The largest study yet to examine high-dose methotrexate in aggressive lymphoma has found it does not prevent brain relapse, even in the highest-risk patients.

First author Dr Matthew Wilson, Beatson West of Scotland Cancer Centre.
Researchers combined data from two international retrospective analyses to produce a cohort of 1,923 patients with large B-cell lymphoma (LBCL) and ultra high-risk features treated with and without the controversial prophylaxis.
Findings revealed no significant reduction in CNS relapse with high-dose methotrexate (HD-MTX) across all ultra high-risk patients and subgroups, backing up research that failed to show a benefit in the wider LBCL population.
Writing in the Journal of Clinical Oncology [link here], the researchers, including leading Australian haematologists and oncologists such as Professor Chan Cheah, Professor Michael Dickinson and Professor Eliza Hawkes, pointed out that many clinicians had already significantly reduced or stopped HD-MTX prophylaxis.

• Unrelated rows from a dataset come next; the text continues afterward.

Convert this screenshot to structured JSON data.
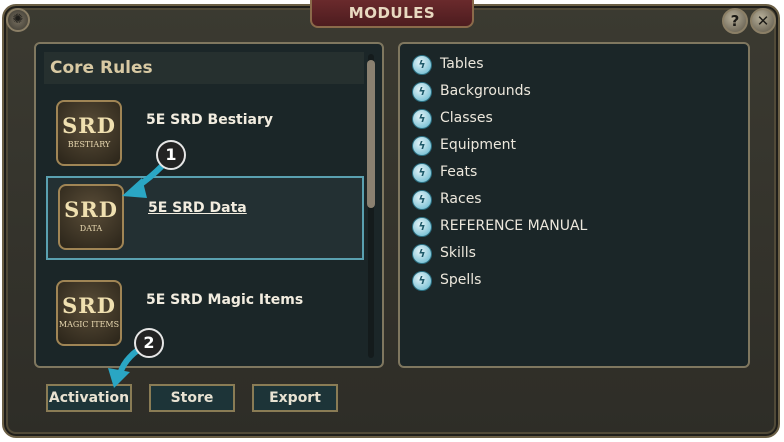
{
  "window": {
    "title": "MODULES"
  },
  "header": {
    "help_label": "?",
    "close_label": "✕",
    "corner_icon": "dragon-emblem-icon"
  },
  "left_panel": {
    "header": "Core Rules",
    "modules": [
      {
        "name": "5E SRD Bestiary",
        "thumb_main": "SRD",
        "thumb_sub": "BESTIARY",
        "selected": false
      },
      {
        "name": "5E SRD Data",
        "thumb_main": "SRD",
        "thumb_sub": "DATA",
        "selected": true
      },
      {
        "name": "5E SRD Magic Items",
        "thumb_main": "SRD",
        "thumb_sub": "MAGIC ITEMS",
        "selected": false
      }
    ]
  },
  "right_panel": {
    "categories": [
      "Tables",
      "Backgrounds",
      "Classes",
      "Equipment",
      "Feats",
      "Races",
      "REFERENCE MANUAL",
      "Skills",
      "Spells"
    ],
    "category_icon": "dragon-badge-icon"
  },
  "footer": {
    "activation_label": "Activation",
    "store_label": "Store",
    "export_label": "Export"
  },
  "callouts": {
    "one": "1",
    "two": "2"
  },
  "colors": {
    "accent": "#2aa6c4",
    "selection_border": "#5aa0b0",
    "title_tab": "#5a2226"
  }
}
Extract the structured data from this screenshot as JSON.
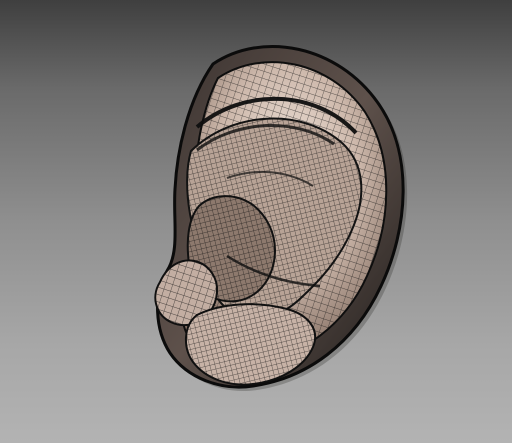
{
  "viewport": {
    "background_top": "#3f3f3f",
    "background_bottom": "#b3b3b3"
  },
  "model": {
    "subject": "ear-wireframe-model",
    "mesh_line_color": "#111111",
    "surface_color": "#cdb8ab",
    "surface_highlight": "#efe3da",
    "surface_shadow": "#8a7569"
  }
}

But analyses were underpowered for ultra high-risk patients and international guidelines continued to recommend consideration of the drug, they said.
All patients in their study had been treated with R-CHOP or R-CHOP-like therapy.

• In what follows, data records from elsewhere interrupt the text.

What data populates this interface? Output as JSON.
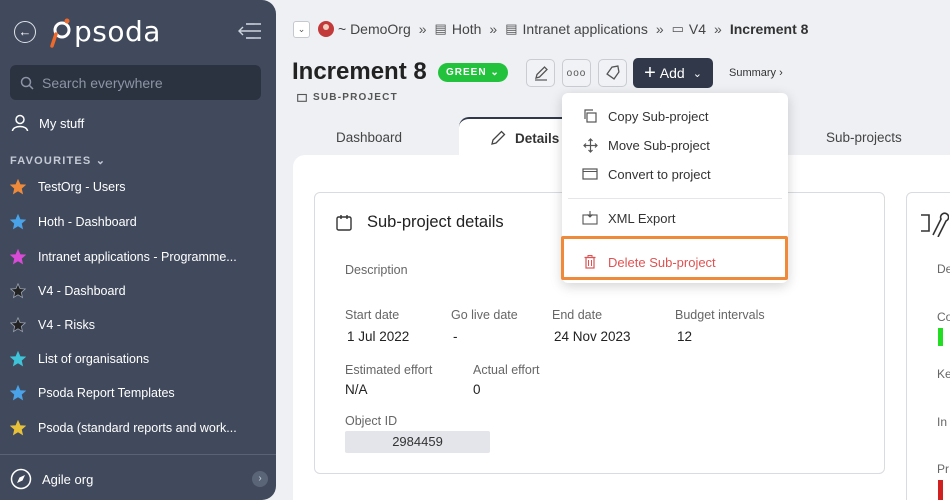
{
  "sidebar": {
    "logo_text": "psoda",
    "search_placeholder": "Search everywhere",
    "my_stuff_label": "My stuff",
    "favourites_title": "FAVOURITES",
    "favourites": [
      {
        "label": "TestOrg - Users",
        "color": "#ef8a3b"
      },
      {
        "label": "Hoth - Dashboard",
        "color": "#4aa3e8"
      },
      {
        "label": "Intranet applications - Programme...",
        "color": "#d94ad6"
      },
      {
        "label": "V4 - Dashboard",
        "color": "#222222"
      },
      {
        "label": "V4 - Risks",
        "color": "#222222"
      },
      {
        "label": "List of organisations",
        "color": "#3ec3d8"
      },
      {
        "label": "Psoda Report Templates",
        "color": "#4aa3e8"
      },
      {
        "label": "Psoda (standard reports and work...",
        "color": "#e8c13a"
      }
    ],
    "org_label": "Agile org"
  },
  "breadcrumb": {
    "items": [
      "~ DemoOrg",
      "Hoth",
      "Intranet applications",
      "V4",
      "Increment 8"
    ]
  },
  "header": {
    "title": "Increment 8",
    "status": "GREEN",
    "add_label": "Add",
    "summary_label": "Summary",
    "type_label": "SUB-PROJECT"
  },
  "tabs": {
    "dashboard": "Dashboard",
    "details": "Details",
    "subprojects": "Sub-projects"
  },
  "details": {
    "card_title": "Sub-project details",
    "description_label": "Description",
    "start_date_label": "Start date",
    "start_date": "1 Jul 2022",
    "go_live_label": "Go live date",
    "go_live": "-",
    "end_date_label": "End date",
    "end_date": "24 Nov 2023",
    "budget_intervals_label": "Budget intervals",
    "budget_intervals": "12",
    "estimated_effort_label": "Estimated effort",
    "estimated_effort": "N/A",
    "actual_effort_label": "Actual effort",
    "actual_effort": "0",
    "object_id_label": "Object ID",
    "object_id": "2984459"
  },
  "side_card_labels": [
    "De",
    "Co",
    "Ke",
    "In",
    "Pr"
  ],
  "menu": {
    "copy": "Copy Sub-project",
    "move": "Move Sub-project",
    "convert": "Convert to project",
    "xml": "XML Export",
    "delete": "Delete Sub-project"
  }
}
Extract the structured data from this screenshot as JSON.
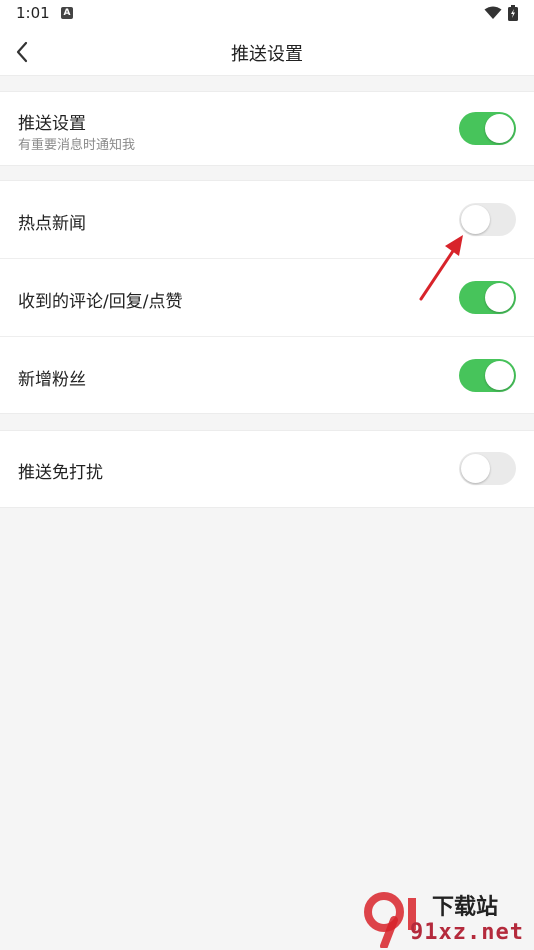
{
  "status_bar": {
    "time": "1:01",
    "icon_a": "A",
    "wifi_icon": "wifi-icon",
    "battery_icon": "battery-icon"
  },
  "header": {
    "title": "推送设置",
    "back_icon": "chevron-left-icon"
  },
  "settings": {
    "push": {
      "title": "推送设置",
      "subtitle": "有重要消息时通知我",
      "enabled": true
    },
    "hot_news": {
      "title": "热点新闻",
      "enabled": false
    },
    "comments": {
      "title": "收到的评论/回复/点赞",
      "enabled": true
    },
    "new_fans": {
      "title": "新增粉丝",
      "enabled": true
    },
    "dnd": {
      "title": "推送免打扰",
      "enabled": false
    }
  },
  "colors": {
    "toggle_on": "#47c45b",
    "toggle_off": "#eaeaea",
    "arrow": "#d8232a"
  },
  "watermark": {
    "text": "91xz.net",
    "lettering": "9下载站"
  }
}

“Ultra high risk” was defined as having at least one of the following criteria:
- CNS international prognostic index (IPI) score 5-6
- Involvement of ≥3 extranodal sites
- Testicular, renal/adrenal, or breast involvement
The researchers also performed a 6-month landmark analysis to mitigate potential immortality bias favouring the HD-MTX group, which included patients alive, progression free, and in partial or complete response to first-line chemotherapy.
What the study found
- No significant difference in the 3-year CNS relapse rate between no HD-MTX (n = 1,051) and HD-MTX patients (n = 872) in multivariable analyses (3-year rate 9.3% vs 8.1%; adjusted hazard ratio [aHR], 1.13 [95% CI, 0.82 to 1.57]).
- This finding was confirmed in analyses restricted to isolated CNS relapse (5.9% vs 5.7%; aHR, 1.03 [95% CI, 0.69 to 1.53]).

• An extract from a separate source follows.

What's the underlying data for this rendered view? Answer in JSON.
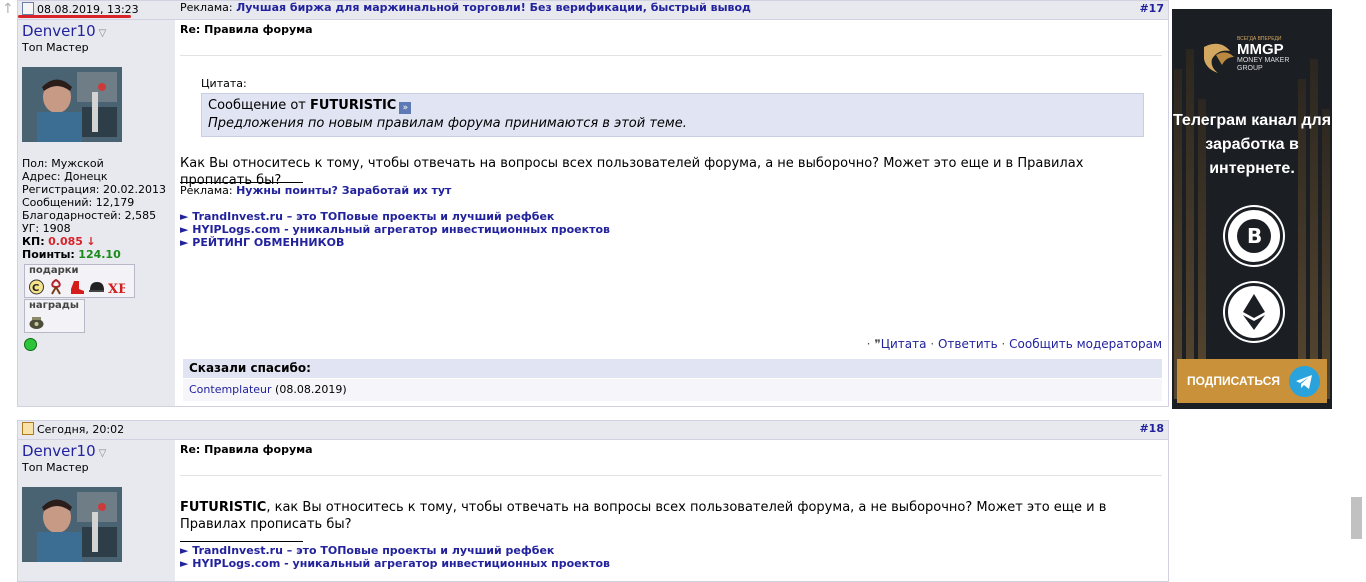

- No difference in 3-year CNS relapse in the landmark analysis (no HD-MTX n = 782, HD-MTX n = 773) (6.7% v 6.6%, aHR, 0.95 [95% CI, 0.62 to 1.44]).
- Patients in the no HD-MTX group had inferior 3-year event-free survival and overall survival, but the differences were less marked in the landmark population and no longer observed following propensity matching.
- No significant difference in CNS relapse rate according to number of HD-MTX cycles or cumulative dose.
The researchers said their findings provided “practice-informing data in an area where no adequately powered prospective or randomised studies guide clinicians”.
“There is an urgent need to design prospective, randomised trials aimed exclusively at ultra high-risk patients, using novel therapies other than HD-MTX,” they said.

Editorial author Professor Jonathan Friedberg.
In an accompanying editorial [link here], US haematologic-oncologist Professor Jonathan Friedberg agreed with the authors’ conclusions, going even further to say the results “should definitively end” the use of HD-MTX as CNS prophylaxis.
“From a therapeutic standpoint, we are now ready to move beyond methotrexate to prevent CNS relapse of DLBCL. BTK inhibitors cross the blood-brain barrier and represent a therapeutic modality with particular efficacy in certain genetically defined subsets of DLBCL,” said Professor Friedberg, director of Wilmot Cancer Institute and editor-in-chief of the journal.
“Immunologic approaches using bispecific T-cell engagers or CAR T-cell treatment are active in CNS DLBCL and offer particular promise as novel strategies for CNS prophylaxis. The outcomes of ongoing large randomised studies incorporating these agents with standard chemoimmunotherapy for de novo DLBCL are eagerly awaited; it will be very interesting to evaluate the rates of CNS progressions in these studies.”